My son is 22 and has been around guns for years. Not an avid shooter but knows his way around firearms but has never carried in public. He's out on his own now and is wanting a handgun for personal defense.

The two possibilities are a Smith J-Frame revolver or M&P Shield.

I like the .38 for the simplicity but the cylinder gives the handgun a little bit of bulk and if you are not used to it, it can be uncomfortable to carry.

The Shield is thinner and more comfortable to carry. I like the thumb safety for someone not accustomed to carrying in that it offers an added measure of safety. As opposed to a Glock or P320 that lacks that secondary safety measure.

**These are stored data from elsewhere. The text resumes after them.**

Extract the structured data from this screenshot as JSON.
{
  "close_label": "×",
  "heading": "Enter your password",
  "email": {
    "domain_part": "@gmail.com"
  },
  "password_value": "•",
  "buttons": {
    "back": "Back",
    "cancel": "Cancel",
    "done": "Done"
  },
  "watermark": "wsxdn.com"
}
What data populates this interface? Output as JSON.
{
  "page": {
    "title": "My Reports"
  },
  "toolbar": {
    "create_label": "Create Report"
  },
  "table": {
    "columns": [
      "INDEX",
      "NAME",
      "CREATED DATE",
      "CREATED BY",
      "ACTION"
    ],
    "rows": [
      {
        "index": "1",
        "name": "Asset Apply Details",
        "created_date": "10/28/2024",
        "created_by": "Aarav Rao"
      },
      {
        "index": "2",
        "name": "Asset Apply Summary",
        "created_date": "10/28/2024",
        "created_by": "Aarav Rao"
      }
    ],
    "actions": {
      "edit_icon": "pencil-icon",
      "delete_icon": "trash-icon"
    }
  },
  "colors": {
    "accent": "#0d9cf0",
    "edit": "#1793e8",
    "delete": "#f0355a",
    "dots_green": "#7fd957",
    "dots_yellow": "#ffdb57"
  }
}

Am I missing anything or way off on my line of thinking? He likes the feel of the Shield a little better than the snub-nose, so I'm leaning towards the automatic over the revolver.
A S&W 642 Airweight is 13oz 5 shot revolver, its the only pistol I have ever CC'd and actually forgot I was carrying a gun. With a good LEATHER IWB holster, the fact that it is a revolver is a non-issue for comfort. Capacity may be an issue, but not comfort.

I ALWAYS recommend hammerless short barrel revolvers for every new shooter for EDC. In a purse or IWB, Its a very reliable platform that is stupid simple to operate and does not intimidate the new shooter and can be deployed easily under stress. No fumbling for controls, racking slides, accidentally releasing the magazine...etc. I realize your son is not new to Firearms, but learning a new auto can take time even for the experienced.